When I began my PhD a decade ago, climate change economics was an extremely niche area. Just a few topics dominated — especially discounting and the relative merits of different climate policy instruments — and the number of researchers was small, incommensurate with the scale of the environmental, economic or policy challenges that climate change presents. However, since then, the field has broadened, deepened and strengthened links to climate science.
Notably, there has been an explosion of studies documenting the sensitivity of social and economic systems to temperature. This literature, using statistical approaches designed to identify causal relationships in non-experimental data, has uncovered the effects of temperature across a wide range of outcomes: conflict risk, pre-term birth, classroom learning as well as overall economic productivity across many sectors. This discovery of pervasive and, in some cases, large temperature impacts, even in wealthy countries, is a sharp break with previous work, which understood effects to be mostly limited to a few highly exposed sectors, such as agriculture and coastal infrastructure.

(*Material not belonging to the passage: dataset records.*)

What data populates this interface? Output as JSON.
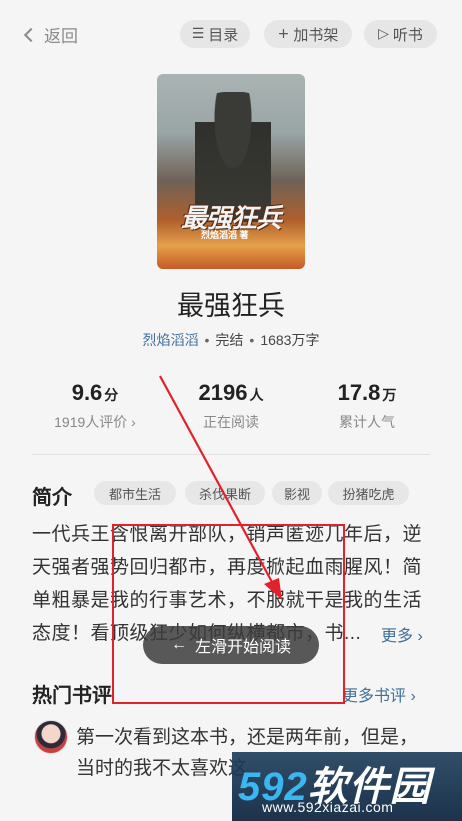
{
  "topbar": {
    "back_label": "返回",
    "toc_label": "目录",
    "shelf_label": "加书架",
    "listen_label": "听书"
  },
  "cover": {
    "title_art": "最强狂兵",
    "author_art": "烈焰滔滔 著"
  },
  "book": {
    "title": "最强狂兵",
    "author": "烈焰滔滔",
    "status": "完结",
    "word_count": "1683万字"
  },
  "stats": {
    "rating_value": "9.6",
    "rating_unit": "分",
    "rating_label": "1919人评价 ›",
    "reading_value": "2196",
    "reading_unit": "人",
    "reading_label": "正在阅读",
    "popularity_value": "17.8",
    "popularity_unit": "万",
    "popularity_label": "累计人气"
  },
  "intro": {
    "title": "简介",
    "tags": [
      "都市生活",
      "杀伐果断",
      "影视",
      "扮猪吃虎"
    ],
    "text": "一代兵王含恨离开部队，销声匿迹几年后，逆天强者强势回归都市，再度掀起血雨腥风！简单粗暴是我的行事艺术，不服就干是我的生活态度！看顶级狂少如何纵横都市，书...",
    "more_label": "更多 ›"
  },
  "toast": {
    "label": "左滑开始阅读"
  },
  "reviews": {
    "title": "热门书评",
    "more_label": "更多书评 ›",
    "first_text": "第一次看到这本书，还是两年前，但是，当时的我不太喜欢这"
  },
  "watermark": {
    "brand_numbers": "592",
    "brand_text": "软件园",
    "url": "www.592xiazai.com"
  },
  "colors": {
    "link": "#3f6f9a",
    "annotation": "#e0222c",
    "background": "#f5f5f5"
  }
}
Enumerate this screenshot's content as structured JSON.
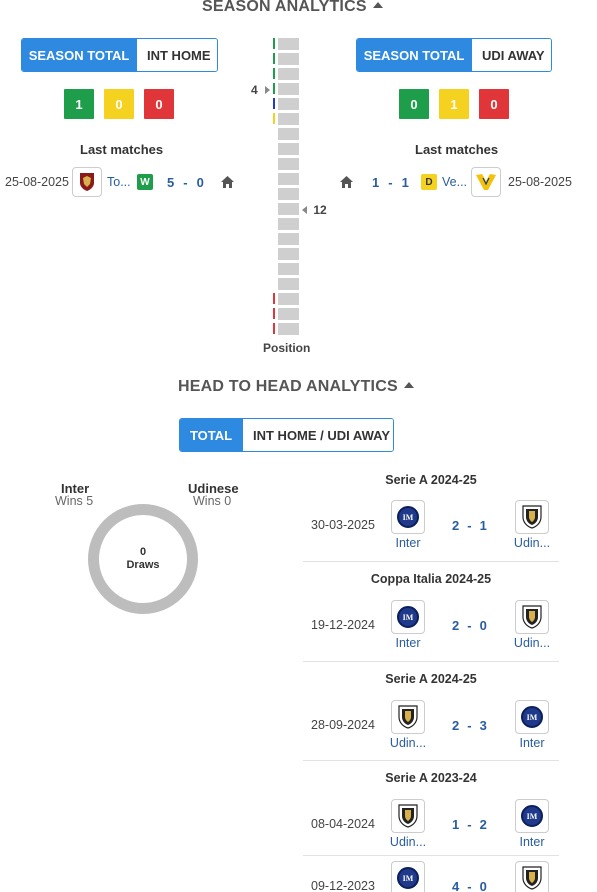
{
  "season": {
    "title": "SEASON ANALYTICS",
    "home": {
      "toggle_active": "SEASON TOTAL",
      "toggle_other": "INT HOME",
      "form": [
        "1",
        "0",
        "0"
      ],
      "last_matches_label": "Last matches",
      "last_match": {
        "date": "25-08-2025",
        "opponent": "To...",
        "result": "W",
        "score_home": "5",
        "score_away": "0"
      }
    },
    "away": {
      "toggle_active": "SEASON TOTAL",
      "toggle_other": "UDI AWAY",
      "form": [
        "0",
        "1",
        "0"
      ],
      "last_matches_label": "Last matches",
      "last_match": {
        "date": "25-08-2025",
        "opponent": "Ve...",
        "result": "D",
        "score_home": "1",
        "score_away": "1"
      }
    },
    "ladder": {
      "left_marker": "4",
      "right_marker": "12",
      "label": "Position"
    }
  },
  "h2h": {
    "title": "HEAD TO HEAD ANALYTICS",
    "toggle_active": "TOTAL",
    "toggle_other": "INT HOME / UDI AWAY",
    "left_team": "Inter",
    "left_wins": "Wins 5",
    "right_team": "Udinese",
    "right_wins": "Wins 0",
    "draws_count": "0",
    "draws_label": "Draws",
    "matches": [
      {
        "competition": "Serie A 2024-25",
        "date": "30-03-2025",
        "home": "Inter",
        "home_logo": "inter",
        "score_home": "2",
        "score_away": "1",
        "away": "Udin...",
        "away_logo": "udinese"
      },
      {
        "competition": "Coppa Italia 2024-25",
        "date": "19-12-2024",
        "home": "Inter",
        "home_logo": "inter",
        "score_home": "2",
        "score_away": "0",
        "away": "Udin...",
        "away_logo": "udinese"
      },
      {
        "competition": "Serie A 2024-25",
        "date": "28-09-2024",
        "home": "Udin...",
        "home_logo": "udinese",
        "score_home": "2",
        "score_away": "3",
        "away": "Inter",
        "away_logo": "inter"
      },
      {
        "competition": "Serie A 2023-24",
        "date": "08-04-2024",
        "home": "Udin...",
        "home_logo": "udinese",
        "score_home": "1",
        "score_away": "2",
        "away": "Inter",
        "away_logo": "inter"
      },
      {
        "competition": "",
        "date": "09-12-2023",
        "home": "",
        "home_logo": "inter",
        "score_home": "4",
        "score_away": "0",
        "away": "",
        "away_logo": "udinese"
      }
    ]
  },
  "colors": {
    "accent": "#2d8ae0",
    "win": "#1e9e4a",
    "draw": "#f4d21f",
    "loss": "#e0363a",
    "score": "#2a5d9f"
  },
  "icons": [
    "caret-up-icon",
    "home-icon",
    "torino-logo",
    "verona-logo",
    "inter-logo",
    "udinese-logo"
  ]
}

Important advances have come from questioning assumptions underlying the cost–benefit assessment of climate policy. Ten years ago, conventional wisdom held that substantial emissions reductions by 2050, required to limit warming to less than 2 °C, could not be justified on a cost–benefit basis. Many studies now show that this finding is overturned under alternate but justifiable models of how climate change affects the economy and human welfare. Two prominent examples are the question of whether climate change affects the underlying growth rate of the economy, and disentangling risk and time preferences in the utility function.
A welcome development has been growing interest across the entire economics discipline, with scholars from labour, development, macro, health and financial economics working on questions of weather and climate. Even more important has been recognition of systemic climate risk within major financial institutions. Central banks, institutional investors and credit rating agencies direct capital investment flows and manage economic risks, and will play a critical role in structuring future adaptive transitions. Markets, communities, households and businesses will have to adapt both to a continuously changing climate, and to a low-carbon economy. Forward-looking regulations and investments that anticipate these changes will lower the costs of these transitions.
I see several important areas still in need of substantive work. Firstly, an assessment of alternative policy instruments that better incorporates the political and technological feedbacks that will accompany major climate policy. Economists tend to favour carbon pricing because of its cost-effectiveness. But how do pricing policies perform given a richer representation of other relevant market failures or real political constraints? Examples include subsidy-driven declines in technology costs or strategic interest group dynamics, where policies themselves create or undermine powerful interest groups and therefore alter the space of political possibility. Collaboration with engineers and political scientists can help address these questions. An expanded focus on desirable policies for low- and middle-income countries, essential to meet ambitious decarbonization goals and which present distinct challenges, is also critical.
More work is needed on understanding climate damages, particularly those that fall outside of traditional market measures, such as losses of cultural heritage, conflict risk or biodiversity loss. These are extremely difficult to value and are not adequately incorporated into current estimates of aggregate climate damages, such as the social cost of carbon. Also critical is understanding the transition and adjustment costs associated with a continuously changing climate. Too many studies estimate equilibrium damages or assume costless adjustment. But infrastructure is long-lived, and natural hazards are already under-priced in many property markets. In this context, climate change risks creating stranded assets, price bubbles and unsustainable liabilities for local or even national governments, all of which could add substantially to climate change cost estimates.